Yes, I could always count on my reflection to be consistent. No matter how exquisite, I always appreciated the humor in how much I now hated it.

I upheld and exceeded every definition of a narcissist. I had the face of an angel. It was so heartbreakingly captivating that people had this obsession with viewing me as they wanted me to be, rather than who I was. I truly was a breathtaking mistake.

My sweet, stupid little brother once thought that somewhere, far, far down, I had a heart worthy of a champion of Cosmos. I just needed someone who understood me. He was aching to volunteer.

He sincerely believed I had some inner wound eating away at a great wellspring of light inside me. He believed that inner wound had a name: Garland.

Of course. I had no business claiming sole responsibility for my crimes. That's why I was so tragic; it wasn't my fault. It was all on our father: my peacock's pride, my inability to trust people and accept kindness, all of it springing from some deep, buried anxiety of rejection, misplaced emotional hurt, and a lifetime of loneliness.

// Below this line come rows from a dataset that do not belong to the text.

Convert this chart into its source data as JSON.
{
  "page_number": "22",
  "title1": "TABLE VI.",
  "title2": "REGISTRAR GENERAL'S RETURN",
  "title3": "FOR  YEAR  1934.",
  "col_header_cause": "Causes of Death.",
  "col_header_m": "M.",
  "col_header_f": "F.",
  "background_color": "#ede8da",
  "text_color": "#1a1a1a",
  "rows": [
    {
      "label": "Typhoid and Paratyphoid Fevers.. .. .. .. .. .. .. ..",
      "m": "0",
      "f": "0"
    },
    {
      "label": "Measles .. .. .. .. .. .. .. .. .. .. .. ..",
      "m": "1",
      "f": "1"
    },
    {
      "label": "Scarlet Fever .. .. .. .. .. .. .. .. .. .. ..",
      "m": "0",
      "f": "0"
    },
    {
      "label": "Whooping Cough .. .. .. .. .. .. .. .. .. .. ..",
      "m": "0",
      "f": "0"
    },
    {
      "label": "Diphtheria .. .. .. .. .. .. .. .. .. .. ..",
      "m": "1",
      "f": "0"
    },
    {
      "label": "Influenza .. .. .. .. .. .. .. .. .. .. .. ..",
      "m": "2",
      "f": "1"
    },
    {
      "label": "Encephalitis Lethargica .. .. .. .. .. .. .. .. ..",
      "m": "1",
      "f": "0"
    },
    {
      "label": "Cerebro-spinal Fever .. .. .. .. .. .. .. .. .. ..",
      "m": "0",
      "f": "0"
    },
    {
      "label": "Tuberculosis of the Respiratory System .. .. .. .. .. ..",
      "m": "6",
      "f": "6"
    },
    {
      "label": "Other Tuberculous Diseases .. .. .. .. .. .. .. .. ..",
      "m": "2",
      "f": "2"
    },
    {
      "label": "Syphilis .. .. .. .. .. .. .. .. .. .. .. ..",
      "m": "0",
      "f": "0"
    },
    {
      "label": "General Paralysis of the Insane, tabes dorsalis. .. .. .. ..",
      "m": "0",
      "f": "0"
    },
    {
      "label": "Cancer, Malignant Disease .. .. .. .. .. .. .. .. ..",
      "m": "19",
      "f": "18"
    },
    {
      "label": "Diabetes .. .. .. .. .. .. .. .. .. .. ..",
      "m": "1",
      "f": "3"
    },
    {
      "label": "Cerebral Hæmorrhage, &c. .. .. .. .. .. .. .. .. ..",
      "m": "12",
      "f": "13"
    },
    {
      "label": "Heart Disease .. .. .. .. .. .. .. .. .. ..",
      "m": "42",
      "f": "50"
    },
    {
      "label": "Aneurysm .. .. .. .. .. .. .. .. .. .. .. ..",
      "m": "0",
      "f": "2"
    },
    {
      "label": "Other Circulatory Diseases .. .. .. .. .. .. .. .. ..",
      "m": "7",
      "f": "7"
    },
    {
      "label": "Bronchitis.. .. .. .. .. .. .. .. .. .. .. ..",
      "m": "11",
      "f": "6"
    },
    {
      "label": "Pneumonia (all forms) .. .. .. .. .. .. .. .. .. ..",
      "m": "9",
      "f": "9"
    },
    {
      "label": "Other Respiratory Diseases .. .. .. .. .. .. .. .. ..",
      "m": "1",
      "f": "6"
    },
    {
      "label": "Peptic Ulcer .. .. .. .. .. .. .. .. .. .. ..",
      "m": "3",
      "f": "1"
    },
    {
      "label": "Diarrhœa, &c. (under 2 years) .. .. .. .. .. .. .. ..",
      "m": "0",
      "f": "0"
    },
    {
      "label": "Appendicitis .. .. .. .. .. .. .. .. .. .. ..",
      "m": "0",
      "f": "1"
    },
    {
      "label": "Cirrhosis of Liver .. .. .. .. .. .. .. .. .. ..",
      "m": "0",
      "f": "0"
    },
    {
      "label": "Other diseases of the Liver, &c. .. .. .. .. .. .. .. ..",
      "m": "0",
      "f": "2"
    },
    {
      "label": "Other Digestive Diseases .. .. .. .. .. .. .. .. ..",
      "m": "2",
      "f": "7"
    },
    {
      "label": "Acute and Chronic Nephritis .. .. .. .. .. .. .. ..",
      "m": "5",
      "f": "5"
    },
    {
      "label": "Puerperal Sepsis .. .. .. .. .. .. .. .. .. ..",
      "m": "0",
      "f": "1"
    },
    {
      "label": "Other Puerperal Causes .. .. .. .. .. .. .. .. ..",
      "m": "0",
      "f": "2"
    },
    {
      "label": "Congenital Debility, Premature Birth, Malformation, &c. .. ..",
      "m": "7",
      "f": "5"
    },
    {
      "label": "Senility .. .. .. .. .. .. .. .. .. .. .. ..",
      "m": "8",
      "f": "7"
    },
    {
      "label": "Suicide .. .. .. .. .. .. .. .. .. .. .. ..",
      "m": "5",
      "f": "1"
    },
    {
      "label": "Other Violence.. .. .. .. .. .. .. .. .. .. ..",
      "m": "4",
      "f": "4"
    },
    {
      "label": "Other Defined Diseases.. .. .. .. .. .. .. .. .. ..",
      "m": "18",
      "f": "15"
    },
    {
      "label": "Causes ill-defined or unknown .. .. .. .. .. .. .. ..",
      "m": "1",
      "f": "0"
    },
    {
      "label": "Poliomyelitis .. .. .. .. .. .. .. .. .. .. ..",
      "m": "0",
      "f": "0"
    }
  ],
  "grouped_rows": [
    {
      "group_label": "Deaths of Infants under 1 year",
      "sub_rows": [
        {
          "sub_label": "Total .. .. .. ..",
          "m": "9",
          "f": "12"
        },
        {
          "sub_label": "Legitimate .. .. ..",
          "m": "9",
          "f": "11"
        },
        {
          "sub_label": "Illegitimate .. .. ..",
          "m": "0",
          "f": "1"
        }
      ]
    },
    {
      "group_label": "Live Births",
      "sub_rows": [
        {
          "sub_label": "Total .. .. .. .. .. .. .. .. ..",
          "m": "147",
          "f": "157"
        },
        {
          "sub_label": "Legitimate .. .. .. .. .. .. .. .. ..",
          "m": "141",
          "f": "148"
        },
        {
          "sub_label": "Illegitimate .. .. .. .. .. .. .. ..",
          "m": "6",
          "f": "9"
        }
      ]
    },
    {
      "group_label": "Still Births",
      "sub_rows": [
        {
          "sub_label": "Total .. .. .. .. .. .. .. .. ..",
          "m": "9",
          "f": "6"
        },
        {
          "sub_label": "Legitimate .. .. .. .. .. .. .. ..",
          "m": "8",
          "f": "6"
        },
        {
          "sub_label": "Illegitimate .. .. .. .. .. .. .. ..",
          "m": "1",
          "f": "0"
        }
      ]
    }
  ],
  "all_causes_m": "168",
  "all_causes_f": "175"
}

I didn't even deserve the comeuppance my actions might have once brought upon my head. Even I had to admit that in this world, where balance was the ultimate and inescapable law, I'd spent too long trying to outrun karma.

Zidane just knew I didn't really want to seize this awful world and bring it to its knees. I didn't really want to make it rue its very existence from now until eternity do us part.

But he knew better now. And so did I.

This barren husk didn't even merit my attention. If I tore back the veil—if I followed the spirit of this conflict back to the beginning—I wouldn't find a Crystal. I would find nothing but a pale wanting echo of a living, beloved world.

What was an Angel of Death to do with a world hardly alive in the first place? How could I be expected to reap the souls of the remaining few when they hadn't yet suffered enough to give this world a soul of its own?

No more would this world skulk in the shadow cast by the dragon Shinryu's dance with Cosmos and Chaos. It was going to breathe the true pulse of life. Its inhabitants would buckle under the weight of anguish and despair.

By the time I was done, both sides would be begging for permission to lay down their weapons forever. I would do what no recognized Warrior of Cosmos has ever been able to accomplish: I would bring peace to this world.

I would cast the shadow of death. It would be my final reaping.